Published: 1 November 2007



Synthetic transcription factors (STFs) promise to offer a powerful new therapeutic against Cancer, AIDS, and genetic disease. Currently, 10% of drugs are of this type, including salicylate and tamoxifen. STFs that can appropriately target (and release) their transcription factor binding sites on native genomic DNA provide a means to directly influence cellular mRNA production. An effective mechanism for screening amongst transcription factor (TF) candidates would itself be highly valued, and such may be possible with nanopore cheminformatics methods.

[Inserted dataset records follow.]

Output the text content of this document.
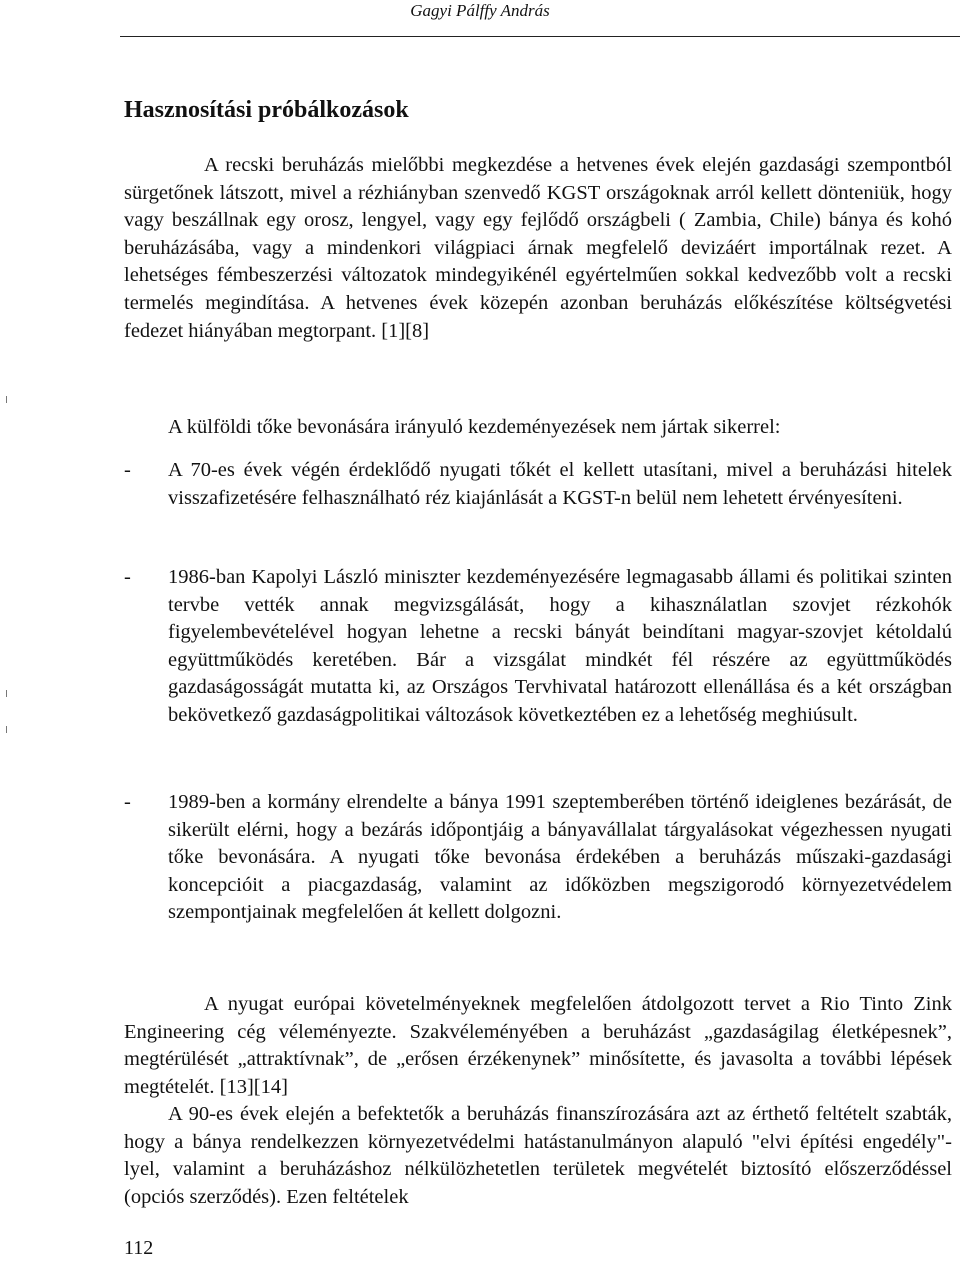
Gagyi Pálffy András
Hasznosítási próbálkozások

A recski beruházás mielőbbi megkezdése a hetvenes évek elején gazdasági szempontból sürgetőnek látszott, mivel a rézhiányban szenvedő KGST országoknak arról kellett dönteniük, hogy vagy beszállnak egy orosz, lengyel, vagy egy fejlődő országbeli ( Zambia, Chile) bánya és kohó beruházásába, vagy a mindenkori világpiaci árnak megfelelő devizáért importálnak rezet. A lehetséges fémbeszerzési változatok mindegyikénél egyértelműen sokkal kedvezőbb volt a recski termelés megindítása. A hetvenes évek közepén azonban beruházás előkészítése költségvetési fedezet hiányában megtorpant. [1][8]

A külföldi tőke bevonására irányuló kezdeményezések nem jártak sikerrel:

- A 70-es évek végén érdeklődő nyugati tőkét el kellett utasítani, mivel a beruházási hitelek visszafizetésére felhasználható réz kiajánlását a KGST-n belül nem lehetett érvényesíteni.
- 1986-ban Kapolyi László miniszter kezdeményezésére legmagasabb állami és politikai szinten tervbe vették annak megvizsgálását, hogy a kihasználatlan szovjet rézkohók figyelembevételével hogyan lehetne a recski bányát beindítani magyar-szovjet kétoldalú együttműködés keretében. Bár a vizsgálat mindkét fél részére az együttműködés gazdaságosságát mutatta ki, az Országos Tervhivatal határozott ellenállása és a két országban bekövetkező gazdaságpolitikai változások következtében ez a lehetőség meghiúsult.
- 1989-ben a kormány elrendelte a bánya 1991 szeptemberében történő ideiglenes bezárását, de sikerült elérni, hogy a bezárás időpontjáig a bányavállalat tárgyalásokat végezhessen nyugati tőke bevonására. A nyugati tőke bevonása érdekében a beruházás műszaki-gazdasági koncepcióit a piacgazdaság, valamint az időközben megszigorodó környezetvédelem szempontjainak megfelelően át kellett dolgozni.

A nyugat európai követelményeknek megfelelően átdolgozott tervet a Rio Tinto Zink Engineering cég véleményezte. Szakvéleményében a beruházást „gazdaságilag életképesnek”, megtérülését „attraktívnak”, de „erősen érzékenynek” minősítette, és javasolta a további lépések megtételét. [13][14]

A 90-es évek elején a befektetők a beruházás finanszírozására azt az érthető feltételt szabták, hogy a bánya rendelkezzen környezetvédelmi hatástanulmányon alapuló "elvi építési engedély"- lyel, valamint a beruházáshoz nélkülözhetetlen területek megvételét biztosító előszerződéssel (opciós szerződés). Ezen feltételek

112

It is hypothesized that binding targets on channel-captured molecules, that are well away from the channel-captured region, can be monitored insofar as their binding status, or history, is concerned. The first set of experiments we perform to explore this "transduction" hypothesis involve non-terminal dsDNA binding to protein (DNA TATA box receptor binding to TBP), where we show new experimental results and application of a new cheminformatics data analysis method. In the second series of experiments to explore the transduction hypothesis we examine terminal (blunt-ended) dsDNA binding to protein. We show experimental results before and after introduction of HIV's DNA integrase to a solution of bifunctional "Y" shaped aptamers that have an HIV consensus terminus exposed for interaction.


X-ray crystallographic studies have guided our understanding of DNA structure for almost a century. It is still difficult, however, to translate the sequence-directed curvature information obtained through these tools to actual systems found in solution. With a nanopore detector the sequence-dependent conformation kinetics of DNA, especially at the DNA terminus, can be studied in a new way while still in solution and on a single molecule basis.